Journey To My Wonderful Self

Posted on September 8, 2013, in Uncategorized. Bookmark the permalink. 3 Comments.

  1. I think this is terribly challenging to break free from. The voices that remain in our heads that tell us we are being selfish or silly or needy or [whatever]. The voice that I now hear in response to those negative voices is “hmmm, interesting that you feel that way. Why does my choosing how to live MY live threaten you so?”

    Intellectually, we know the answer to the rhetorical question. To act contrary to those voices will be a lifelong recovery “to do” item for us. The only way I’m cool with that is to realize that each little step toward beating down the fear, shame, guilt, and anything else that’s warped, is a little step toward becoming whole where I’ve never been.
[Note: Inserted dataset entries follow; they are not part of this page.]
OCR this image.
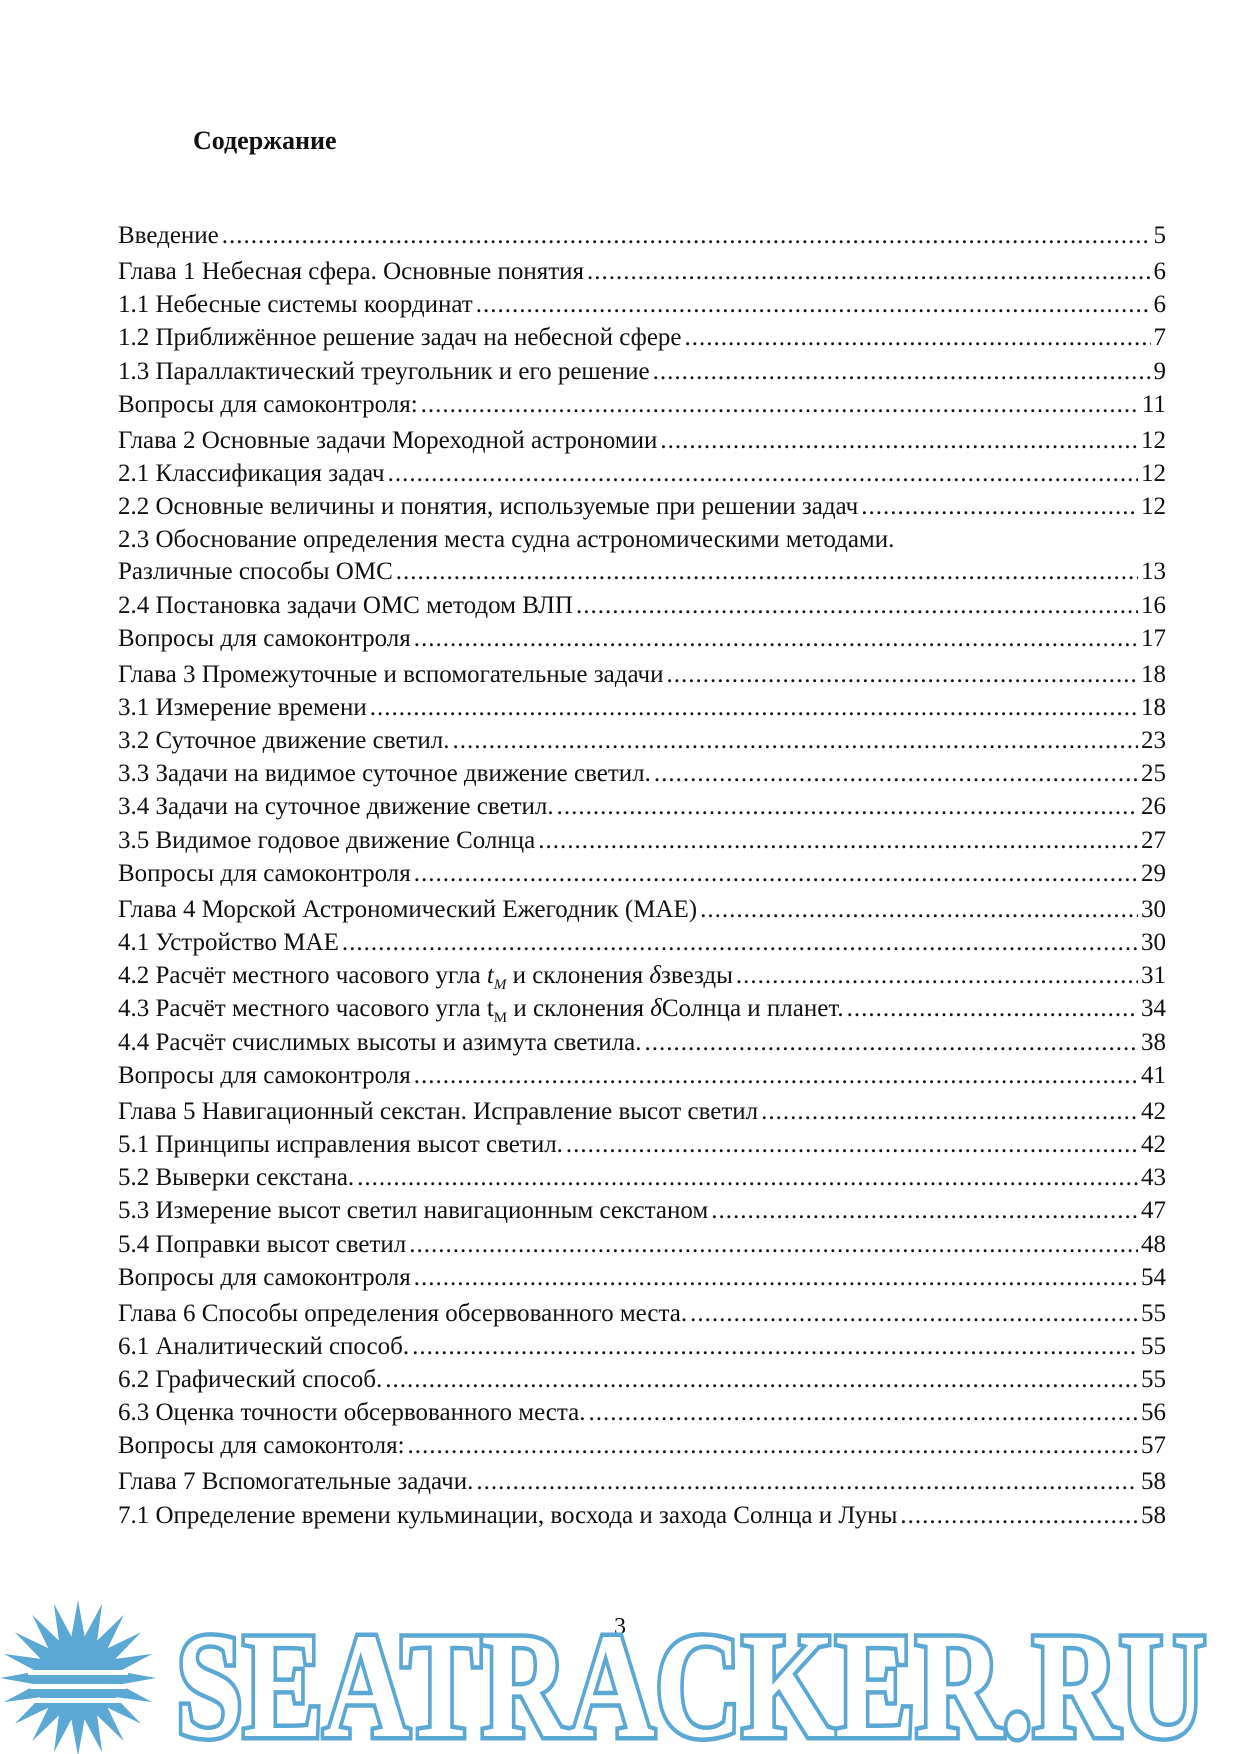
Содержание
Введение .....	5
Глава 1 Небесная сфера. Основные понятия .....	6
1.1 Небесные системы координат .....	6
1.2 Приближённое решение задач на небесной сфере .....	7
1.3 Параллактический треугольник и его решение .....	9
Вопросы для самоконтроля: .....	11
Глава 2 Основные задачи Мореходной астрономии .....	12
2.1 Классификация задач .....	12
2.2 Основные величины и понятия, используемые при решении задач .....	12
2.3 Обоснование определения места судна астрономическими методами.
Различные способы ОМС .....	13
2.4 Постановка задачи ОМС методом ВЛП .....	16
Вопросы для самоконтроля .....	17
Глава 3 Промежуточные и вспомогательные задачи .....	18
3.1 Измерение времени .....	18
3.2 Суточное движение светил. .....	23
3.3 Задачи на видимое суточное движение светил. .....	25
3.4 Задачи на суточное движение светил. .....	26
3.5 Видимое годовое движение Солнца .....	27
Вопросы для самоконтроля .....	29
Глава 4 Морской Астрономический Ежегодник (МАЕ) .....	30
4.1 Устройство МАЕ .....	30
4.2 Расчёт местного часового угла $t_M$ и склонения δзвезды .....	31
4.3 Расчёт местного часового угла $t_M$ и склонения δСолнца и планет. .....	34
4.4 Расчёт счислимых высоты и азимута светила. .....	38
Вопросы для самоконтроля .....	41
Глава 5 Навигационный секстан. Исправление высот светил .....	42
5.1 Принципы исправления высот светил. .....	42
5.2 Выверки секстана. .....	43
5.3 Измерение высот светил навигационным секстаном .....	47
5.4 Поправки высот светил .....	48
Вопросы для самоконтроля .....	54
Глава 6 Способы определения обсервованного места. .....	55
6.1 Аналитический способ. .....	55
6.2 Графический способ. .....	55
6.3 Оценка точности обсервованного места. .....	56
Вопросы для самоконтоля: .....	57
Глава 7 Вспомогательные задачи. .....	58
7.1 Определение времени кульминации, восхода и захода Солнца и Луны .....	58
3
SEATRACKER.RU
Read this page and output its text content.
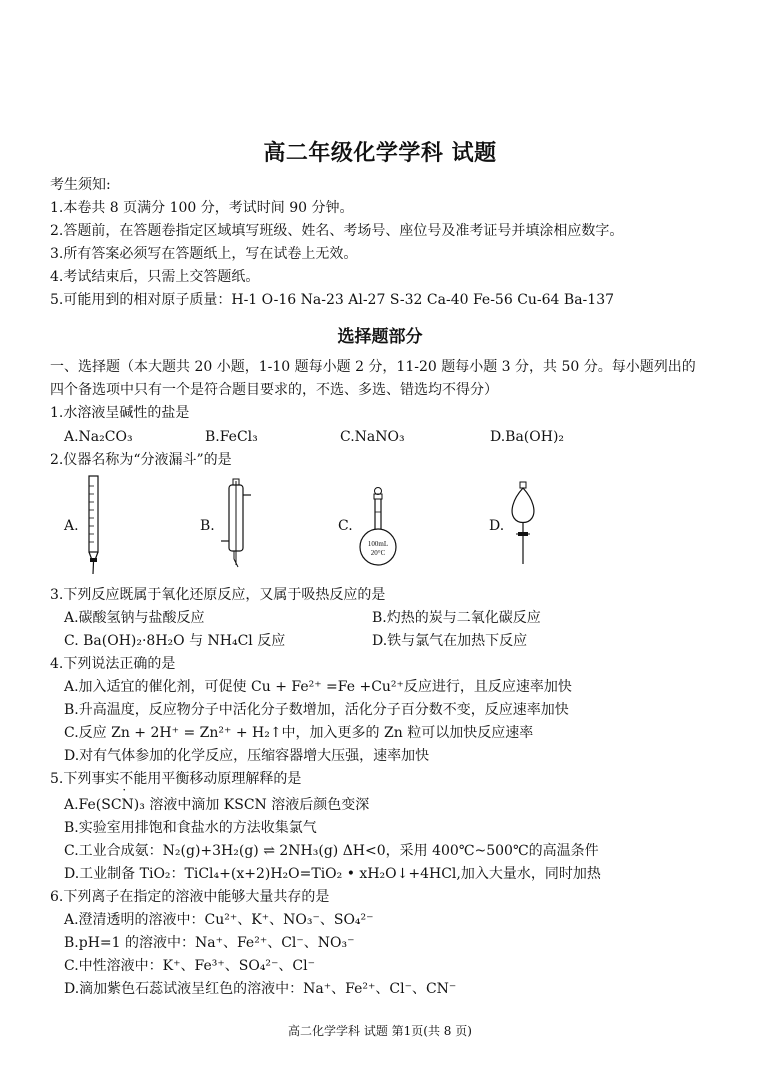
高二年级化学学科 试题
考生须知:
1.本卷共 8 页满分 100 分，考试时间 90 分钟。
2.答题前，在答题卷指定区域填写班级、姓名、考场号、座位号及准考证号并填涂相应数字。
3.所有答案必须写在答题纸上，写在试卷上无效。
4.考试结束后，只需上交答题纸。
5.可能用到的相对原子质量：H-1 O-16 Na-23 Al-27 S-32 Ca-40 Fe-56 Cu-64 Ba-137
选择题部分
一、选择题（本大题共 20 小题，1-10 题每小题 2 分，11-20 题每小题 3 分，共 50 分。每小题列出的
四个备选项中只有一个是符合题目要求的，不选、多选、错选均不得分）
1.水溶液呈碱性的盐是
A.Na₂CO₃	B.FeCl₃	C.NaNO₃	D.Ba(OH)₂
2.仪器名称为“分液漏斗”的是
A.	B.	C.	D.
100mL
20°C
3.下列反应既属于氧化还原反应，又属于吸热反应的是
A.碳酸氢钠与盐酸反应	B.灼热的炭与二氧化碳反应
C. Ba(OH)₂·8H₂O 与 NH₄Cl 反应	D.铁与氯气在加热下反应
4.下列说法正确的是
A.加入适宜的催化剂，可促使 Cu + Fe²⁺ =Fe +Cu²⁺反应进行，且反应速率加快
B.升高温度，反应物分子中活化分子数增加，活化分子百分数不变，反应速率加快
C.反应 Zn + 2H⁺ = Zn²⁺ + H₂↑中，加入更多的 Zn 粒可以加快反应速率
D.对有气体参加的化学反应，压缩容器增大压强，速率加快
5.下列事实不能用平衡移动原理解释的是
A.Fe(SCN)₃ 溶液中滴加 KSCN 溶液后颜色变深
B.实验室用排饱和食盐水的方法收集氯气
C.工业合成氨：N₂(g)+3H₂(g) ⇌ 2NH₃(g) ΔH<0，采用 400℃~500℃的高温条件
D.工业制备 TiO₂：TiCl₄+(x+2)H₂O=TiO₂ • xH₂O↓+4HCl,加入大量水，同时加热
6.下列离子在指定的溶液中能够大量共存的是
A.澄清透明的溶液中：Cu²⁺、K⁺、NO₃⁻、SO₄²⁻
B.pH=1 的溶液中：Na⁺、Fe²⁺、Cl⁻、NO₃⁻
C.中性溶液中：K⁺、Fe³⁺、SO₄²⁻、Cl⁻
D.滴加紫色石蕊试液呈红色的溶液中：Na⁺、Fe²⁺、Cl⁻、CN⁻
高二化学学科 试题 第1页(共 8 页)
If it weren’t worth it I’d give in, but I’ve had a taste of being “on the other side” and there’s NO way I’m going back. [It’s sort of like making homemade yogurt from prepared yogurt; the thing perpetuates itself.] Fear begets fear – don’t need any more of that. Courage (fortunately) begets courage.

    The way others see us is *their* problem. Merely because they project on us what they think we should be or what they want to believe we are, doesn’t make it real. I reminded myself of this during a conversation with both of my parents today. erg. I also find that in these situations the person on the other end of the projection FAIL is a little disoriented by my lack of absorption of their energies and their expectations. Again, that’s their problem, not mine.

    I liked the point you made about feeling ashamed. I don’t want to feel ashamed of pursuing what I want/need either, but it’s part of the programming that has to go. I struggle mightily with this Shantelle, you are not alone. In the meanwhile, I recognize it when it comes up and do the best I can. You’ll get traction, just keep believing in yourself. Being human is a rough gig! 😉

    Hugs, Dharma

  2. You deserve all of those things (in your last paragraph), and they aren’t too much to ask. I was also shamed, belittled and punished for just asking for things (or even asking questions!) in childhood and then I brought that unconscious dynamic into my adult relationships. That is a terrible legacy of abuse and neglect to have to live down, and it takes time to work through it. But we can stop neglecting ourselves today, and find our voice.